La marcatura CE si basa su dati provenienti da studi retrospettivi condotti su persone nelle primissime fasi della malattia – dal declino cognitivo soggettivo alla demenza lieve – un momento in cui gli individui possono notare cambiamenti nella memoria ma mantengono ancora una vita autonoma. È proprio in questa finestra temporale che un intervento tempestivo può contribuire a rallentare la progressione del declino, rendendo cruciale la disponibilità di strumenti diagnostici sensibili e accessibili.
Roberto Scalamogna, Medical Excellence Lead di Roche Diagnostics SpA, evidenzia le prospettive future: «L’evoluzione della ricerca clinica sui biomarcatori su sangue apre interessanti prospettive circa la possibilità che tali test possano, in futuro, consentire il monitoraggio dell’evoluzione della malattia e la valutazione della risposta clinica, migliorando il percorso di cura del paziente».
L’impatto dell’Alzheimer non riguarda solo chi ne è colpito.
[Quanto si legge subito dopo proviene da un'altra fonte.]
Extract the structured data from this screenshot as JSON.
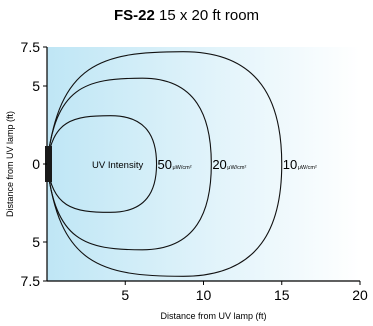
{
  "title": {
    "model": "FS-22",
    "subtitle": "15 x 20 ft room"
  },
  "chart_data": {
    "type": "area",
    "title": "FS-22 15 x 20 ft room",
    "xlabel": "Distance from UV lamp (ft)",
    "ylabel": "Distance from UV lamp (ft)",
    "xlim": [
      0,
      20
    ],
    "ylim": [
      -7.5,
      7.5
    ],
    "x_ticks": [
      "5",
      "10",
      "15",
      "20"
    ],
    "y_tick_labels": [
      "7.5",
      "5",
      "0",
      "5",
      "7.5"
    ],
    "y_tick_values": [
      7.5,
      5,
      0,
      -5,
      -7.5
    ],
    "series_label": "UV Intensity",
    "unit": "µW/cm²",
    "contours": [
      {
        "value": "50",
        "unit": "μW/cm²",
        "x_max": 7.0,
        "y_half": 3.1
      },
      {
        "value": "20",
        "unit": "μW/cm²",
        "x_max": 10.5,
        "y_half": 5.5
      },
      {
        "value": "10",
        "unit": "μW/cm²",
        "x_max": 15.0,
        "y_half": 7.2
      }
    ],
    "colors": {
      "fill_inner": "#bfe6f5",
      "fill_outer": "#ffffff",
      "line": "#111111",
      "lamp": "#1a1a1a"
    }
  }
}
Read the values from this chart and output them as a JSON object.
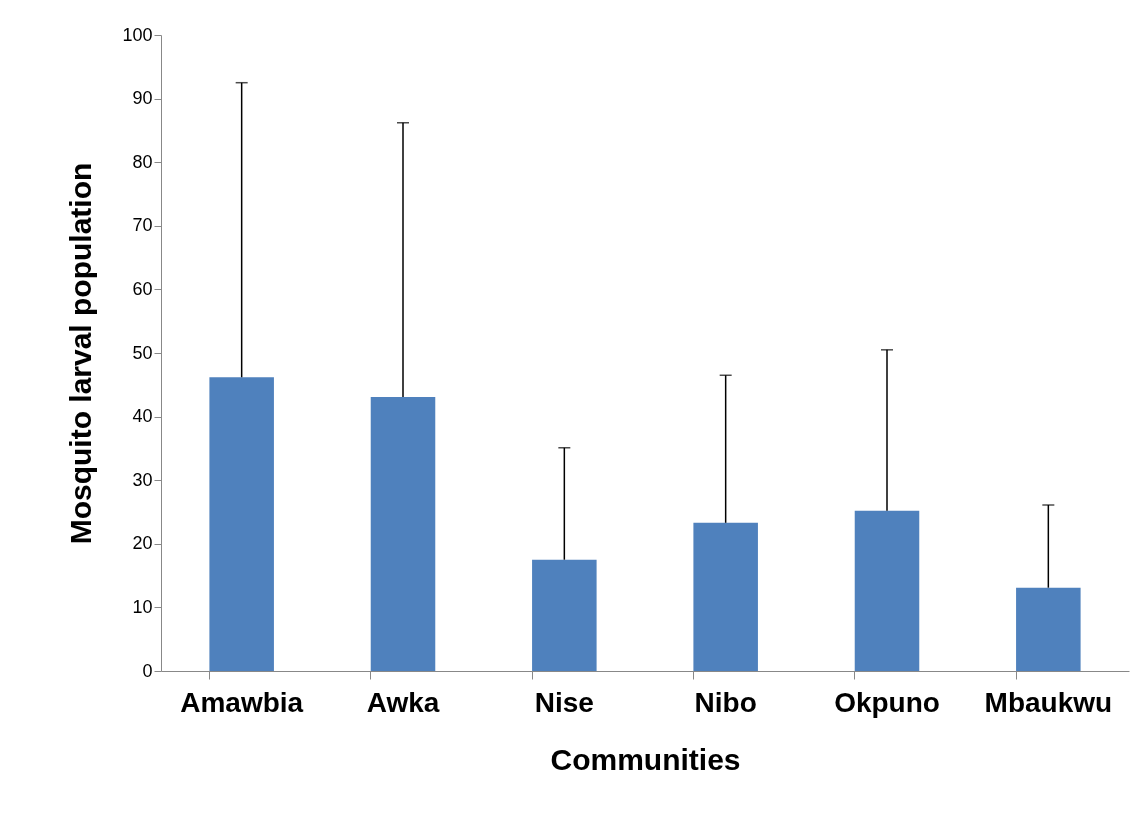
{
  "chart_data": {
    "type": "bar",
    "xlabel": "Communities",
    "ylabel": "Mosquito larval population",
    "categories": [
      "Amawbia",
      "Awka",
      "Nise",
      "Nibo",
      "Okpuno",
      "Mbaukwu"
    ],
    "values": [
      46.2,
      43.1,
      17.5,
      23.3,
      25.2,
      13.1
    ],
    "errors": [
      [
        46.2,
        92.5
      ],
      [
        43.1,
        86.2
      ],
      [
        17.5,
        35.1
      ],
      [
        23.3,
        46.5
      ],
      [
        25.2,
        50.5
      ],
      [
        13.1,
        26.1
      ]
    ],
    "color": "#4f81bd",
    "ylim": [
      0,
      100
    ],
    "yticks": [
      0,
      10,
      20,
      30,
      40,
      50,
      60,
      70,
      80,
      90,
      100
    ],
    "grid": false
  }
}
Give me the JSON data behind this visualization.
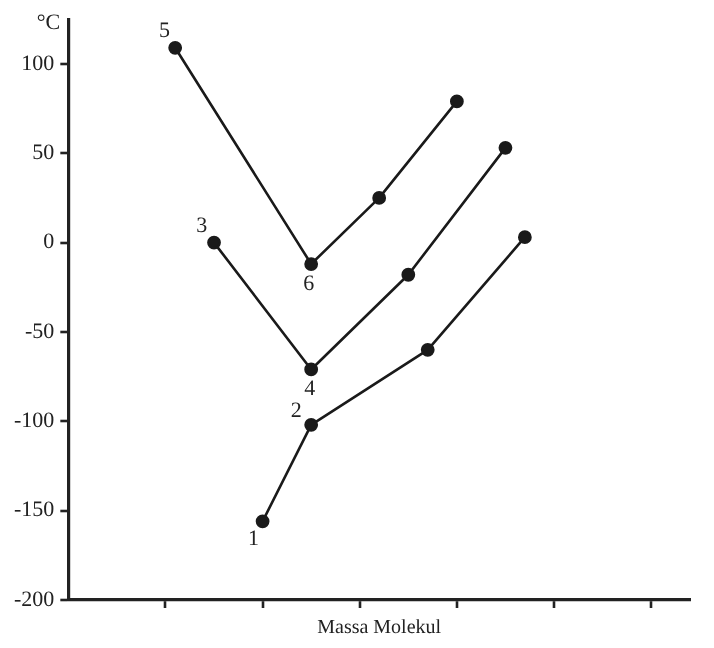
{
  "chart_data": {
    "type": "line",
    "xlabel": "Massa Molekul",
    "ylabel": "°C",
    "categories": [
      null,
      null,
      null,
      null,
      null,
      null,
      null,
      null,
      null,
      null,
      null,
      null,
      null,
      null,
      null,
      null,
      null,
      null,
      null,
      null,
      null,
      null,
      null,
      null,
      null,
      null,
      null,
      null,
      null,
      null,
      null,
      null,
      null,
      null,
      null,
      null,
      null,
      null,
      null,
      null,
      null,
      null,
      null,
      null,
      null,
      null,
      null,
      null,
      null,
      null,
      null,
      null,
      null,
      null,
      null,
      null,
      null,
      null,
      null,
      null,
      null,
      null,
      null,
      null,
      null
    ],
    "ylim": [
      -200,
      125
    ],
    "yticks": [
      -200,
      -150,
      -100,
      -50,
      0,
      50,
      100
    ],
    "tick_labels": "y",
    "grid": false,
    "legend": false,
    "marker": "circle",
    "line_style": "solid",
    "series": [
      {
        "color": "#1a1a1a",
        "values": [
          null,
          null,
          null,
          null,
          null,
          null,
          null,
          null,
          null,
          null,
          null,
          109,
          null,
          null,
          null,
          null,
          null,
          null,
          null,
          null,
          null,
          null,
          null,
          null,
          null,
          -12,
          null,
          null,
          null,
          null,
          null,
          null,
          25,
          null,
          null,
          null,
          null,
          null,
          null,
          null,
          79,
          null,
          null,
          null,
          null,
          null,
          null,
          null,
          null,
          null,
          null,
          null,
          null,
          null,
          null,
          null,
          null,
          null,
          null,
          null,
          null,
          null,
          null,
          null,
          null
        ]
      },
      {
        "color": "#1a1a1a",
        "values": [
          null,
          null,
          null,
          null,
          null,
          null,
          null,
          null,
          null,
          null,
          null,
          null,
          null,
          null,
          null,
          0,
          null,
          null,
          null,
          null,
          null,
          null,
          null,
          null,
          null,
          -71,
          null,
          null,
          null,
          null,
          null,
          null,
          null,
          null,
          null,
          -18,
          null,
          null,
          null,
          null,
          null,
          null,
          null,
          null,
          null,
          53,
          null,
          null,
          null,
          null,
          null,
          null,
          null,
          null,
          null,
          null,
          null,
          null,
          null,
          null,
          null,
          null,
          null,
          null,
          null
        ]
      },
      {
        "color": "#1a1a1a",
        "values": [
          null,
          null,
          null,
          null,
          null,
          null,
          null,
          null,
          null,
          null,
          null,
          null,
          null,
          null,
          null,
          null,
          null,
          null,
          null,
          null,
          -156,
          null,
          null,
          null,
          null,
          -102,
          null,
          null,
          null,
          null,
          null,
          null,
          null,
          null,
          null,
          null,
          null,
          -60,
          null,
          null,
          null,
          null,
          null,
          null,
          null,
          null,
          null,
          3,
          null,
          null,
          null,
          null,
          null,
          null,
          null,
          null,
          null,
          null,
          null,
          null,
          null,
          null,
          null,
          null,
          null
        ]
      }
    ],
    "annotations": [
      {
        "text": "1",
        "y": -156
      },
      {
        "text": "2",
        "y": -102
      },
      {
        "text": "3",
        "y": 0
      },
      {
        "text": "4",
        "y": -71
      },
      {
        "text": "5",
        "y": 109
      },
      {
        "text": "6",
        "y": -12
      }
    ]
  }
}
La perdita progressiva dell’autonomia comporta un aumento dei costi diretti – legati a cure mediche e ospedalizzazioni – e dei costi indiretti, che ricadono soprattutto sui caregiver, spesso familiari. In Italia, il costo annuale per paziente è stimato in 72.000 euro, una cifra che riflette il peso crescente della malattia sul Servizio Sanitario Nazionale e sulla collettività.
Per questo motivo, come osserva Ramiro Pena, Healthcare Development Director di Roche Diagnostics S.p.A., l’introduzione di un test del sangue potrebbe avere un impatto straordinario: «Supportando una diagnosi precoce e meno invasiva, il test per la determinazione della pTau217 su plasma di Roche ha il potenziale di migliorare la gestione dei pazienti e al contempo ottimizzare le risorse sanitarie, riservando indagini più complesse e costose solo quando necessario, e contribuendo così alla sostenibilità dei sistemi sanitari».